For me these doctrinal differences are not yet a deal-breaker. I can talk to my kids about the alternate angles to the ones he presents as they're able to grasp them. However, if these positions turn out to be central, predominant features of Vischer's narrative moving forward, they might become a deal-breaker for me. In that case it would truly be a teaching that diverges from the instruction I want to give my kids. Hopefully it doesn't go that way. I can't wait to see what he does with Revelation.

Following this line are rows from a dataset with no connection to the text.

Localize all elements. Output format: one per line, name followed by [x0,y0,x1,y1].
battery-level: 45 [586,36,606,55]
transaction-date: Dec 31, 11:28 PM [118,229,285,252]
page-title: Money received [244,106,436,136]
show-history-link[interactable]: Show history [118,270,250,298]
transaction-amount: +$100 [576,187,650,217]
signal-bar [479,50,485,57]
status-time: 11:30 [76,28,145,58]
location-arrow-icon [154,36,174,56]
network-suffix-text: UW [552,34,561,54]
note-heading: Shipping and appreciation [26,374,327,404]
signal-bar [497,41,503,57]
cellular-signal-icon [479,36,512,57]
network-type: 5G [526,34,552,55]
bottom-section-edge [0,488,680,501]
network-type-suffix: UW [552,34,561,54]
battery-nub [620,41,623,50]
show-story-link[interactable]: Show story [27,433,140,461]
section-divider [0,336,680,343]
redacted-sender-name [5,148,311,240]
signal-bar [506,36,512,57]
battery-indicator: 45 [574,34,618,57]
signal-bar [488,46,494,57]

Interesting. We have a book by Eric Metaxas (also a former Veggie Tales writer) called "Everything You Always Wanted to Know About God But Were Afraid to Ask." Despite its impertinent title, I think it's pretty good, for the most part.
ReplyDeleteProverbs 21:1 pretty well debunks the free will thing (as you describe it), along with Isaiah 46:10-11 and Psalm 115:3. I hold a very skeptical view of free will. For one thing, the term doesn't even exist in the Bible (unlike the terms "chosen," "elect" and even "predestination," which certainly do show up, some of them fairly often).
You can get into big trouble mentioning this in evangelical circles.
We certainly do choose, from our point of view. I chose to make vegetable beef soup today, and also to buy toothpaste at Kinney Drug. As far as we can tell, we also choose whether or not to follow Christ (remember the old song, "I have decided to follow Jesus.."). However, the fact that God is eternal and omniscient, the sovereign ruler of the universe and perfect knower of the future, puts our "choices" into a different kind of category. Yes, we make them, but He foreknows and directs them, although we do not often have a sense of this.
It is a great comfort to me that it works this way. In times of distress, especially when I have to be a part of making a distressing decision, I can pray and tell God, "I do not know what I am going to decide about this, but You do. You already see my tomorrow, and beyond. Please lead me in the way that is right and pleasing in Your sight."